Recommended Preparation
- Read: Natural Language Processing with Transformers, Revised Edition, by Lewis Tunstall, Leandro von Werra, Thomas Wolf for a solid background on transformers, which are central to Hugging Face's technology
- Watch: “Doing Hugging Face” by Alfredo Deza and Noah Gift to learn the practicalities of building solutions with the Hugging Face platform. This video course covers the use of MLOps methodology to deploy applications using Hugging Face and GitHub Actions
- Watch: “Hugging Face for MLOps” by Alfredo Deza to understand how to leverage Hugging Face for machine learning operations. It includes hands-on experience in building, training, and deploying models with the Hugging Face platform
- Explore: “Introduction to Transformers for NLP” by Shashank Mohan Jain to get a comprehensive introduction to using the Hugging Face Library and models for solving NLP problems, which will be a great primer before diving into the course
Recommended Follow-up
- Attend: Hands-on NLP with Transformers by Sinan Ozdemir
- Read: Quick Start Guide to Large Language Models by Sinan Ozdemir
- Listen: AI Unveiled by Sinan Ozdemir
- Read: Quick Start Guide to Large Language Models by Sinan Ozdemir
- Watch: Quick Start Guide to Large Language Models (LLMs) by Sinan Ozdemir
- Watch: Practical Retrieval Augmented Generation (RAG) by Sinan Ozdemir
- Watch: Modern Automated AI Agents by Sinan Ozdemir
Schedule
The time frames are only estimates and may vary according to how the class is progressing.
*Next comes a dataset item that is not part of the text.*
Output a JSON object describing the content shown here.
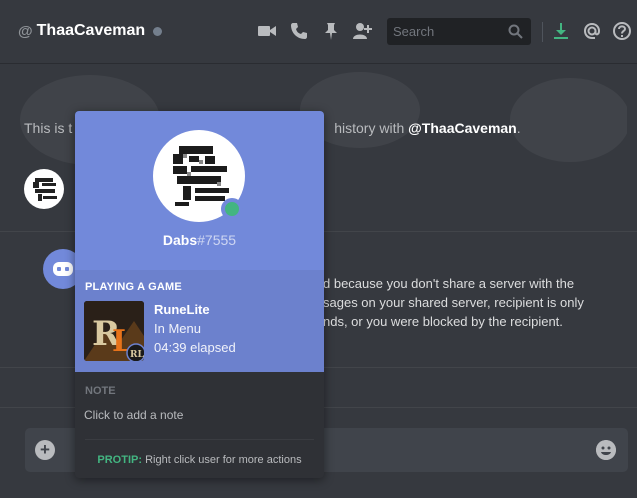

Segment 1: Introduction to Hugging Face and Its Ecosystem (30 minutes)
- Overview of Hugging Face capabilities and community
- Introduction to transformer models and their significance in NLP
- Q&A (10 minutes)
Segment 2: Fine-Tuning and Utilizing Pre-Trained Models (45 minutes)
- Walkthrough of model fine-tuning process on Hugging Face
- Exercise: Fine-tuning a sample model on a dataset
- Q&A (10 minutes)
- Break (10 minutes)
Segment 3: Deployment Strategies with Hugging Face (45 minutes)
- Exploring the Inference API for deploying models
- Exercise: Deploying a fine-tuned model using the Inference API
- Q&A (10 minutes)
- Break (10 minutes)
Segment 4: Multimodal AI and Community Insights (45 minutes)
- Engaging with the multimodality in AI: Text, Image, and Audio processing
- Leveraging the community for project collaboration and advancement
- Q&A (10 minutes)
- Course Wrap-Up and Next Steps (15 minutes)
Your Instructor
Sinan Ozdemir
Sinan Ozdemir is the founder of Crucible, an AI factory platform that helps teams convert existing workflows into custom models. He is a Y Combinator alum, AI & LLM Advisor at Tola Capital, and the author of multiple books on data science and machine learning including Building Agentic AI, Quick Start Guide to LLMs, and Principles of Data Science. Sinan is a former lecturer of data science at Johns Hopkins University and the founder of Kylie.ai, an enterprise-grade conversational AI platform (acquired 2014). He holds a master's degree in pure mathematics from Johns Hopkins University and is based in San Francisco, California.